Gugatan diajukan terhadap kebijakan Renewable Energy Directive II (RED II) dan Delegated Regulation UE. Kebijakan-kebijakan tersebut dianggap mendiskriminasikan produk kelapa sawit Indonesia.
"Indonesia resmi mengirimkan Request for Consultation pada 9 Desember 2019 kepada Uni Eropa sebagai tahap inisiasi awal dalam gugatan. Keputusan ini dilakukan setelah melakukan pertemuan di dalam negeri dengan asosiasi dan pelaku usaha produk kelapa sawit, setelah melalui kajian ilmiah. Serta konsultasi ke semua pemangku kepentingan sektor kelapa sawit dan turunannya," terang Menteri Perdagangan Agus Suparmanto di Jakarta, Minggu (15/12/2019).

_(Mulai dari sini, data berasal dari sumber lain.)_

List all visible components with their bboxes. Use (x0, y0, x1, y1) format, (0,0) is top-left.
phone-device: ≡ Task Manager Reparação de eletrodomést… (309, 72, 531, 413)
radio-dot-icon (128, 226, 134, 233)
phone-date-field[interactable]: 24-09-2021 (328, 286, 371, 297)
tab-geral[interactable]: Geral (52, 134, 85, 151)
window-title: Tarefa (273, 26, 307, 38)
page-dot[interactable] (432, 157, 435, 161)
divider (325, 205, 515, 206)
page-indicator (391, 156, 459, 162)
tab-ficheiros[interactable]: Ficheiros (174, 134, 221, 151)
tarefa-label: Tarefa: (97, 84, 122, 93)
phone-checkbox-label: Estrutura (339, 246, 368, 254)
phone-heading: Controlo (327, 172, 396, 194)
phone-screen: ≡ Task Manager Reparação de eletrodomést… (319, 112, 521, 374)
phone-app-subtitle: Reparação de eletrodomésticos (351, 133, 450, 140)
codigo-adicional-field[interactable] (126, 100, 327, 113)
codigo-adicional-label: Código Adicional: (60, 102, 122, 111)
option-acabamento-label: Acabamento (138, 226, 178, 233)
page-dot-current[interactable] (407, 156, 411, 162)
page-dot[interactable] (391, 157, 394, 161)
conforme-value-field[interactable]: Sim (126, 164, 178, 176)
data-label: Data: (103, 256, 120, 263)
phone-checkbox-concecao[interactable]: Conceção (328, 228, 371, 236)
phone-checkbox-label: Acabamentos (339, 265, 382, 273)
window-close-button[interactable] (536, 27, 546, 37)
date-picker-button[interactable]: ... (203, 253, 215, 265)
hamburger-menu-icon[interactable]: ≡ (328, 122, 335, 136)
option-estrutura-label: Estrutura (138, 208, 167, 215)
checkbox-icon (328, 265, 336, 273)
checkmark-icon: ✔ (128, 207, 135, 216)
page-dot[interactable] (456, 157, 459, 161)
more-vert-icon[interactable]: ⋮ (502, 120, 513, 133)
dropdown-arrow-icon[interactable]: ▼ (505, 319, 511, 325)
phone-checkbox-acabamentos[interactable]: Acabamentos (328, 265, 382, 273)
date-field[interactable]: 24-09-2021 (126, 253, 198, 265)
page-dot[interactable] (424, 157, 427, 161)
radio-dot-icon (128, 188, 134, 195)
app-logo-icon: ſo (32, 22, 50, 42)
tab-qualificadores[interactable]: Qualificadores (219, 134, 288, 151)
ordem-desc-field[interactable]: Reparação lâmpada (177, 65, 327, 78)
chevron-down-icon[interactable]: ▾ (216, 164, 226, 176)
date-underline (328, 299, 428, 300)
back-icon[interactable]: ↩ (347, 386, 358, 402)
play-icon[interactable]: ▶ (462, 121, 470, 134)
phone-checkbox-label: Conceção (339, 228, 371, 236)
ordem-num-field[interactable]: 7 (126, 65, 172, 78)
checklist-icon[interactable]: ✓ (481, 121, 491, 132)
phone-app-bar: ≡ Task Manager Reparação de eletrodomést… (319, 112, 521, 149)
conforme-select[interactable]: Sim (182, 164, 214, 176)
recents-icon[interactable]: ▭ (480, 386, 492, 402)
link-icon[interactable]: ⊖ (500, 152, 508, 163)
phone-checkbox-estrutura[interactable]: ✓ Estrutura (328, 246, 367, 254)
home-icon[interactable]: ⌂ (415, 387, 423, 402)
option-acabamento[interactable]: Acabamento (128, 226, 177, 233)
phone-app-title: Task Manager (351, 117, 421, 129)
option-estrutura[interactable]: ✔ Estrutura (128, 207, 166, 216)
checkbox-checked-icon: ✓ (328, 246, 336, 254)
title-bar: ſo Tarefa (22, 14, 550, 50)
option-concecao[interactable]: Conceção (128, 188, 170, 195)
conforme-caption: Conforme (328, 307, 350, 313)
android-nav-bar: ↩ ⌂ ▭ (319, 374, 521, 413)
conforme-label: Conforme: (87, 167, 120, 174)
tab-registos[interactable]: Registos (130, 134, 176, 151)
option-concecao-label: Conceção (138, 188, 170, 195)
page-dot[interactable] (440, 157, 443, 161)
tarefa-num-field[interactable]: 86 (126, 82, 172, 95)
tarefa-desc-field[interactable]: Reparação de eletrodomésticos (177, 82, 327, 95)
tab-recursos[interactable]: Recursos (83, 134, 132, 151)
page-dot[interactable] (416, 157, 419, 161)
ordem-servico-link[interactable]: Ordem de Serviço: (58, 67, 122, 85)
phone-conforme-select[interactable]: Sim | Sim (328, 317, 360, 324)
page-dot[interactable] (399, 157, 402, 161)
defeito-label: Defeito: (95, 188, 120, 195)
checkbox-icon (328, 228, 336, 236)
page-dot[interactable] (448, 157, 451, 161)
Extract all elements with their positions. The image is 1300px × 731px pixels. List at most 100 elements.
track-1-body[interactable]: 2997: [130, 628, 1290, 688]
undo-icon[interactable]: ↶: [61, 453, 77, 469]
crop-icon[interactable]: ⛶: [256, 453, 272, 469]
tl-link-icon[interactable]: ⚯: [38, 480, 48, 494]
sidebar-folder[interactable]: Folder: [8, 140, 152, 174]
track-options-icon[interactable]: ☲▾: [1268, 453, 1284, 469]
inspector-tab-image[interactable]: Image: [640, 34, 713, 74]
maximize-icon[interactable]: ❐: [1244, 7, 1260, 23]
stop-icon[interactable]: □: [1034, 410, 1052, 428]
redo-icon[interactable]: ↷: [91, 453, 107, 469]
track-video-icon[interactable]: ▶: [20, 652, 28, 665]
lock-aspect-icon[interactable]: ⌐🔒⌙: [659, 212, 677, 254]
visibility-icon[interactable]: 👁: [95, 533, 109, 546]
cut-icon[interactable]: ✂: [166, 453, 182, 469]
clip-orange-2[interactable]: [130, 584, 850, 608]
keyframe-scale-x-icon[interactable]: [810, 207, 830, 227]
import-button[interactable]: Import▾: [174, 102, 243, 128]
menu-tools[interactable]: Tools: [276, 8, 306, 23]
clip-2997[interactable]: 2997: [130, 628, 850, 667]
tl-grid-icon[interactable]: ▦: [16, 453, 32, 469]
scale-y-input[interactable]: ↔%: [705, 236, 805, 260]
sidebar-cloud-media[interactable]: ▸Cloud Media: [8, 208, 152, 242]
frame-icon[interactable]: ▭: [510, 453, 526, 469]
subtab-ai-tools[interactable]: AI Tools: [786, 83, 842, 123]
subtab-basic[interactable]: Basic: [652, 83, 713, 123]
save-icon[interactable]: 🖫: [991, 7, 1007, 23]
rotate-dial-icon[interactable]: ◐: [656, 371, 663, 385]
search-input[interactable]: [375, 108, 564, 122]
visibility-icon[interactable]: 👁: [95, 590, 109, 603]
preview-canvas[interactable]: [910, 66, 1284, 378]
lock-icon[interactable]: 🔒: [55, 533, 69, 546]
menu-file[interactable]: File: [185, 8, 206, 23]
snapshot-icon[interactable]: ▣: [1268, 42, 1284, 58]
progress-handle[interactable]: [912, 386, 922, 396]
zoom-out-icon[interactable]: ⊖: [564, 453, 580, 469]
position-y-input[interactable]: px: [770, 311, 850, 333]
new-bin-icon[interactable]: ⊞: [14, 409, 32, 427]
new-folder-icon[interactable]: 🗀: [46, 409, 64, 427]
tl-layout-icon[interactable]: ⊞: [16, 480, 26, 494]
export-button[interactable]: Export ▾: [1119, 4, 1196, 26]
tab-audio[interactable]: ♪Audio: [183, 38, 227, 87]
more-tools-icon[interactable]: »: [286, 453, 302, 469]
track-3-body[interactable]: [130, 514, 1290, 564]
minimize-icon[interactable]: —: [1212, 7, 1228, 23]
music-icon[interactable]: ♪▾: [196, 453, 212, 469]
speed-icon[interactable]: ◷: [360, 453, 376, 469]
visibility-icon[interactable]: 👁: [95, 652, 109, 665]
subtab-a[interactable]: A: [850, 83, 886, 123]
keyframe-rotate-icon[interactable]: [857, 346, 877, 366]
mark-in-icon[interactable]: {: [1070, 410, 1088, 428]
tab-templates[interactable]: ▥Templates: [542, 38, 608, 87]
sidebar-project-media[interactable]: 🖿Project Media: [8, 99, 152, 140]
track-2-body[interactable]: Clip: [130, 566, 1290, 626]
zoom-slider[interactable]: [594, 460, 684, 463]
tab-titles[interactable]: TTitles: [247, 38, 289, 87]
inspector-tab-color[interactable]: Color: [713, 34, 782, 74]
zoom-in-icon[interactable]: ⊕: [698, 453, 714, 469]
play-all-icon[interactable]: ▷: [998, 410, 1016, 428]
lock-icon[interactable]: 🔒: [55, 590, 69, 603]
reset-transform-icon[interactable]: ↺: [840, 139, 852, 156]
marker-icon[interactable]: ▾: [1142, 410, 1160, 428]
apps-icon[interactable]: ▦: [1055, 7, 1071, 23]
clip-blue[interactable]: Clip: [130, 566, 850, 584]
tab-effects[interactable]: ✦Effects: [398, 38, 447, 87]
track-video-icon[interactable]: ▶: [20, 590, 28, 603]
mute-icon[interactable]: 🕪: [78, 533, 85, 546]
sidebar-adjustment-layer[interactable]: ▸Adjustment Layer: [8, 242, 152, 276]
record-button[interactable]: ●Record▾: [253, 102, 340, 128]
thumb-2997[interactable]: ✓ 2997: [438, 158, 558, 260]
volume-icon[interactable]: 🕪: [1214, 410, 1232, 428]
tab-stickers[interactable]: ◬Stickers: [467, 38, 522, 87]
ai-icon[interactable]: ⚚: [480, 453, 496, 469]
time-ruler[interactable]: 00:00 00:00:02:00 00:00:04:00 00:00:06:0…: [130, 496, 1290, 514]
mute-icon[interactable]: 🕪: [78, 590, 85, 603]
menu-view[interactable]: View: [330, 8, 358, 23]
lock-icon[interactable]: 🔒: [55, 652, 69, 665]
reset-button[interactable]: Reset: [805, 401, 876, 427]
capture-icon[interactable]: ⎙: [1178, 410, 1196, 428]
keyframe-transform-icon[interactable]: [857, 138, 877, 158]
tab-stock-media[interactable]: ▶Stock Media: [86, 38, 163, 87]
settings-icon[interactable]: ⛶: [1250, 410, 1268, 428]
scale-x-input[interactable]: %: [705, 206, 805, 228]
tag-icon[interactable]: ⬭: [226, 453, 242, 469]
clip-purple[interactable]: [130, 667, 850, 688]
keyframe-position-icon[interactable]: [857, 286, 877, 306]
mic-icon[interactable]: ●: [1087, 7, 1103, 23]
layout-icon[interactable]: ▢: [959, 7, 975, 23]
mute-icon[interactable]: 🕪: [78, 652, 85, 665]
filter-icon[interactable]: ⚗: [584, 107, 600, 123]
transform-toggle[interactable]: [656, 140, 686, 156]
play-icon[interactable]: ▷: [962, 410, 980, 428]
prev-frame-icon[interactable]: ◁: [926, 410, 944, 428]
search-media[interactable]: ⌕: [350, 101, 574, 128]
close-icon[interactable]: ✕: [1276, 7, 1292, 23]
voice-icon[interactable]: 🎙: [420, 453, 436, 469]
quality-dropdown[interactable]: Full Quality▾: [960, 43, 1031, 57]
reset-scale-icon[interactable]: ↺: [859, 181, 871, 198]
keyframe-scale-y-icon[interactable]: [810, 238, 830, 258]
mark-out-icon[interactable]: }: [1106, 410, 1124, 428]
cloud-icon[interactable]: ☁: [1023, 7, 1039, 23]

Agus Suparmanto melanjutkan, Pemerintah Indonesia telah menyampaikan keberatan atas kebijakan UE ini di berbagai forum bilateral, baik dalam Working Group on Trade and Investment Indonesia-European Union Comprehensive Economic Partnership Agreement (IEU-CEPA) dan pertemuan Technical Barriers to Trade Committee di WTO.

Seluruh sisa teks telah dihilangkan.